Since then the scheme has gradually built up a reasonable portfolio of eligible product groups, but uptake remains limited.
The Regulation will be revised for a second time in 2005. As a first step, consultancy ERM recently produced a discussion paper for the Commission on key challenges facing the scheme. Additional papers are expected on its role as compared to other types of on-product environmental claims, and the scheme's future direction in terms of its strategy, scope and brand image.

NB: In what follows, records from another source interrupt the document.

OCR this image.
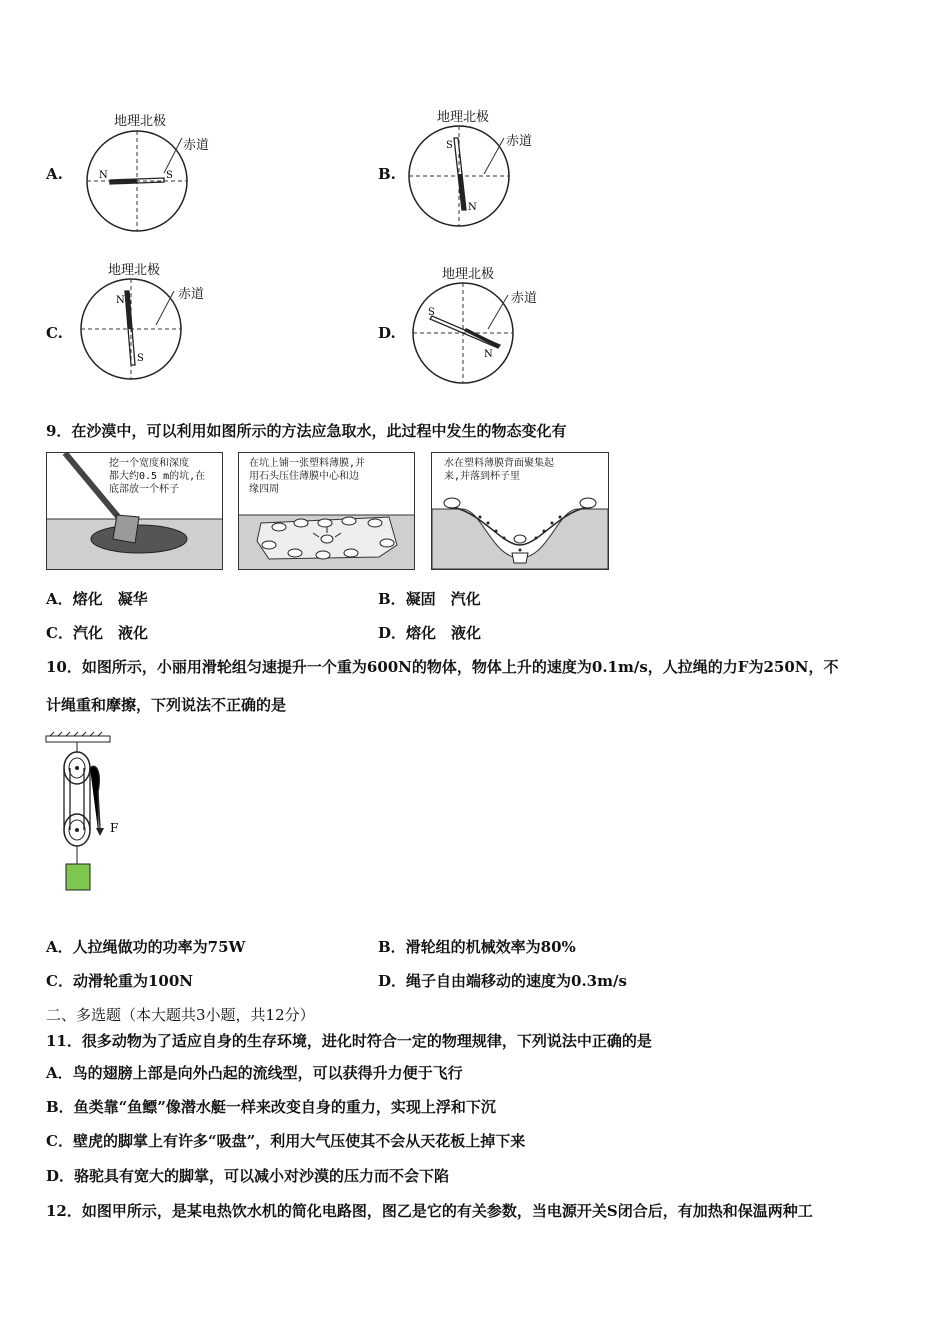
A.
地理北极
赤道
N	S	B.
地理北极
赤道
S
N
C.
地理北极
赤道
N
S
D.
地理北极
赤道
S
N
9．在沙漠中，可以利用如图所示的方法应急取水，此过程中发生的物态变化有
挖一个宽度和深度
都大约0.5 m的坑,在
底部放一个杯子
在坑上铺一张塑料薄膜,并
用石头压住薄膜中心和边
缘四周
水在塑料薄膜背面聚集起
来,并落到杯子里
A．熔化　凝华	B．凝固　汽化
C．汽化　液化	D．熔化　液化
10．如图所示，小丽用滑轮组匀速提升一个重为600N的物体，物体上升的速度为0.1m/s，人拉绳的力F为250N，不
计绳重和摩擦，下列说法不正确的是
F
A．人拉绳做功的功率为75W	B．滑轮组的机械效率为80%
C．动滑轮重为100N	D．绳子自由端移动的速度为0.3m/s
二、多选题（本大题共3小题，共12分）
11．很多动物为了适应自身的生存环境，进化时符合一定的物理规律，下列说法中正确的是
A．鸟的翅膀上部是向外凸起的流线型，可以获得升力便于飞行
B．鱼类靠“鱼鳔”像潜水艇一样来改变自身的重力，实现上浮和下沉
C．壁虎的脚掌上有许多“吸盘”，利用大气压使其不会从天花板上掉下来
D．骆驼具有宽大的脚掌，可以减小对沙漠的压力而不会下陷
12．如图甲所示，是某电热饮水机的简化电路图，图乙是它的有关参数，当电源开关S闭合后，有加热和保温两种工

ERM's paper warns that, with interest in the scheme 'still far below expectations', the revision just two years away and up to ten new countries due to join the EU in May 2004, the label faces several challenges which, 'if not addressed properly, will lead to the demise of eco-labelling efforts at European level.'
Crucially, it says, business interest needs to be stimulated by streamlining the criteria development process, speeding up the application procedure and further harmonisation of criteria between different labels. The popular belief that if only more people recognised and better understood the label they would buy more eco-labelled products is mistaken, says ERM. Instead, success critically depends on the label being highly visible to consumers on eco-labelled products on the shelves.

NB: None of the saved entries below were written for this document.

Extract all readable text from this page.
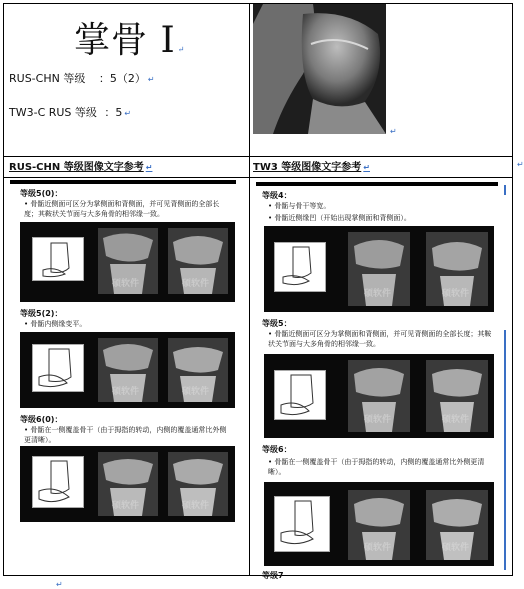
掌骨 I ↵
RUS-CHN 等级 ：5（2） ↵
TW3-C RUS 等级 ：5 ↵
↵
RUS-CHN 等级图像文字参考 ↵	TW3 等级图像文字参考 ↵
等级5(0)：
• 骨骺近侧面可区分为掌侧面和背侧面，并可见背侧面的全部长度；其鞍状关节面与大多角骨的相邻缘一致。
硕软件	硕软件
等级5(2)：
• 骨骺内侧缘变平。
硕软件	硕软件
等级6(0)：
• 骨骺在一侧覆盖骨干（由于拇指的转动，内侧的覆盖通常比外侧更清晰）。
硕软件	硕软件
等级4：
• 骨骺与骨干等宽。
• 骨骺近侧缘凹（开始出现掌侧面和背侧面）。
硕软件	硕软件
等级5：
• 骨骺近侧面可区分为掌侧面和背侧面，并可见背侧面的全部长度；其鞍状关节面与大多角骨的相邻缘一致。
硕软件	硕软件
等级6：
• 骨骺在一侧覆盖骨干（由于拇指的转动，内侧的覆盖通常比外侧更清晰）。
硕软件	硕软件
等级7
↵
↵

To cope with up to ten new Member States, the scheme's administrative procedures must be simplified, ERM says - though the paper leaves the details for future discussion.
The scheme also needs a clear, consistent strategy linking it to other EU environmental policies and guide decisions on which product groups to tackle and which environmental impacts to address.
Discussions on the scheme's revision should ask whether the label should remain a 'badge of excellence' attainable by only the least environmentally damaging products, or should be more inclusive, ERM believes. They should also ask if its appeal should be broadened by including issues such as animal testing or fair trade.
The paper also asks whether the scheme's structure should be drastically changed - for example, by allowing businesses to set criteria or appointing a private body to run the scheme.
Meanwhile, the UK Environment Department's Advisory Committee on Consumer Products and the Environment is continuing to explore other types of eco-label and environmental rating systems which could be used on a national basis in specific sectors.
ACCPE's third annual report, due this summer, is expected to include a recommendation that BRE's EcoHomes environmental rating system be extended to cover all homes.
Launched in 2000, the voluntary scheme rates housing projects on a four-level scale from 'pass' to 'excellent.' The scheme could be extended by adding it to the energy efficiency information that home owners may soon be required to provide under the statutory framework for sellers' packs.
DEFRA is also developing supplementary guidance to the Government's voluntary green claims code which will include sector-specific advice. Introduced in 1998, the code has failed to significantly reduce misleading claims. But the Government has rejected calls by consumer groups and ACCPE to make it statutory.
The sector-specific guidance should be available by July, and will cover four areas: greetings cards, wording to explain the biodegradability of cleaning products, the peat content of growing media, and recycling claims on electronic products.